Sophisticated Health Network Could Detect Signs of Bioterrorism. What of Privacy?

By Sarah D. Scalet

Sun, June 01, 2003CIO Fever. Nausea. Vomiting. Diarrhea.

At first, bioterrorism—whether it’s inhalation anthrax, smallpox, pneumonic plague or something else entirely—will probably feel like the flu. You’ll be miserable, but you probably won’t be alarmed. You’ll go to your local drugstore, clinic, maybe an emergency room. Doctors in one place or another might notice a small uptick in flu-like symptoms. But no one will see the pattern. Until the dying starts.

Unless, of course, a sophisticated IT network could transmit and integrate all that data in real-time so that health officials could see what was happening across hundreds, if not thousands, of facilities. And that’s just what legions of technologists and clinicians in public health departments, hospitals, laboratories and pharmacies are trying to develop right now.

"The systems are being defined and created as we speak," says Rosemary Nelson, chairman of National Preparedness and Response, a new bioterrorism task force created by the Healthcare Information Management and Systems Society (HIMSS). If such a network existed, health officials could sound the alarm in that precariously short window of time when the spread of the disease could be stopped.

This kind of system could be IT’s greatest success, saving lives as well as money. Even without a bioterror attack, a surveillance system would be useful in detecting the early stages of any disease, such as the recent outbreak of the mysterious ailment called SARS, or severe acute respiratory syndrome.

Such a system could also help lay the groundwork for a long-desired system of standardized electronic medical records, which would significantly reduce errors in patient care and save substantial sums of time and money.

But if the pieces don’t come together—or if they do but in the process erode the concept of patient confidentiality—then that could also be IT’s biggest failure.
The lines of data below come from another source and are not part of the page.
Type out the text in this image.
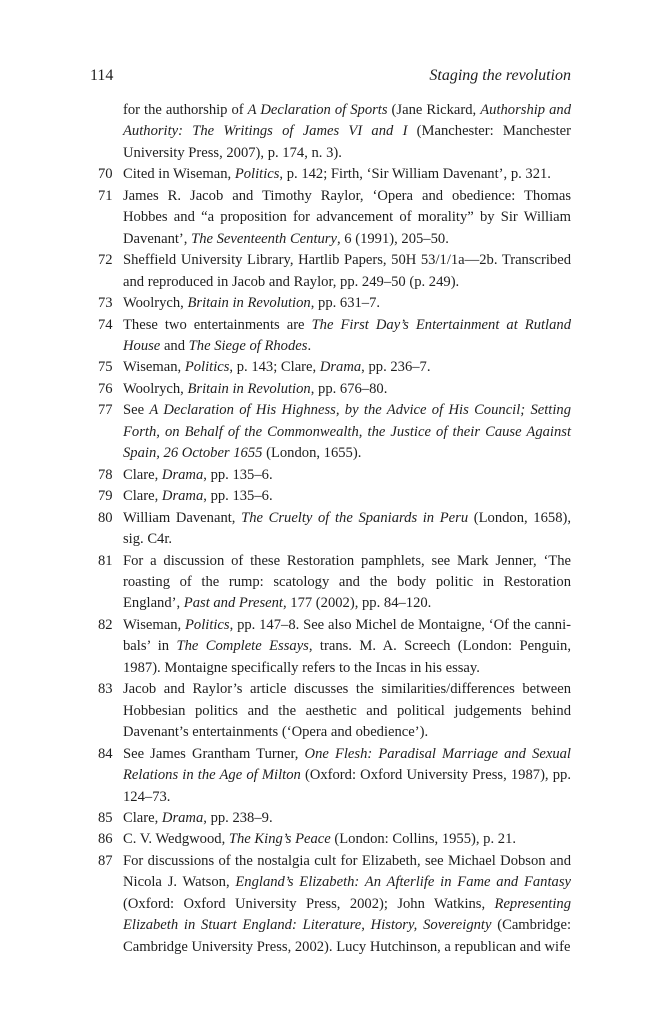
114	Staging the revolution
for the authorship of A Declaration of Sports (Jane Rickard, Authorship and Authority: The Writings of James VI and I (Manchester: Manchester University Press, 2007), p. 174, n. 3).
70 Cited in Wiseman, Politics, p. 142; Firth, ‘Sir William Davenant’, p. 321.
71 James R. Jacob and Timothy Raylor, ‘Opera and obedience: Thomas Hobbes and “a proposition for advancement of morality” by Sir William Davenant’, The Seventeenth Century, 6 (1991), 205–50.
72 Sheffield University Library, Hartlib Papers, 50H 53/1/1a—2b. Transcribed and reproduced in Jacob and Raylor, pp. 249–50 (p. 249).
73 Woolrych, Britain in Revolution, pp. 631–7.
74 These two entertainments are The First Day’s Entertainment at Rutland House and The Siege of Rhodes.
75 Wiseman, Politics, p. 143; Clare, Drama, pp. 236–7.
76 Woolrych, Britain in Revolution, pp. 676–80.
77 See A Declaration of His Highness, by the Advice of His Council; Setting Forth, on Behalf of the Commonwealth, the Justice of their Cause Against Spain, 26 October 1655 (London, 1655).
78 Clare, Drama, pp. 135–6.
79 Clare, Drama, pp. 135–6.
80 William Davenant, The Cruelty of the Spaniards in Peru (London, 1658), sig. C4r.
81 For a discussion of these Restoration pamphlets, see Mark Jenner, ‘The roasting of the rump: scatology and the body politic in Restoration England’, Past and Present, 177 (2002), pp. 84–120.
82 Wiseman, Politics, pp. 147–8. See also Michel de Montaigne, ‘Of the canni-bals’ in The Complete Essays, trans. M. A. Screech (London: Penguin, 1987). Montaigne specifically refers to the Incas in his essay.
83 Jacob and Raylor’s article discusses the similarities/differences between Hobbesian politics and the aesthetic and political judgements behind Davenant’s entertainments (‘Opera and obedience’).
84 See James Grantham Turner, One Flesh: Paradisal Marriage and Sexual Relations in the Age of Milton (Oxford: Oxford University Press, 1987), pp. 124–73.
85 Clare, Drama, pp. 238–9.
86 C. V. Wedgwood, The King’s Peace (London: Collins, 1955), p. 21.
87 For discussions of the nostalgia cult for Elizabeth, see Michael Dobson and Nicola J. Watson, England’s Elizabeth: An Afterlife in Fame and Fantasy (Oxford: Oxford University Press, 2002); John Watkins, Representing Elizabeth in Stuart England: Literature, History, Sovereignty (Cambridge: Cambridge University Press, 2002). Lucy Hutchinson, a republican and wife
"IT has so much potential use in bioterrorism and health care, but the word is potential," says Dr. Eduardo Ortiz, a senior fellow with the

Agency for Health Care Research and Quality at the U.S. Department of Health and Human Services, which last August released a 354-page report about how IT could be used for bioterrorism preparedness and response. "We’re not there yet; we’re not even close."

Since the anthrax attacks in Connecticut, Florida, New York and Washington, D.C., definite progress has been made in creating an effective early warning system for bioterrorism. But wildly disparate computer systems, disconnected and often overlapping projects, and a lack of industry standards still stand in the way of creating the kind of network that can save lives.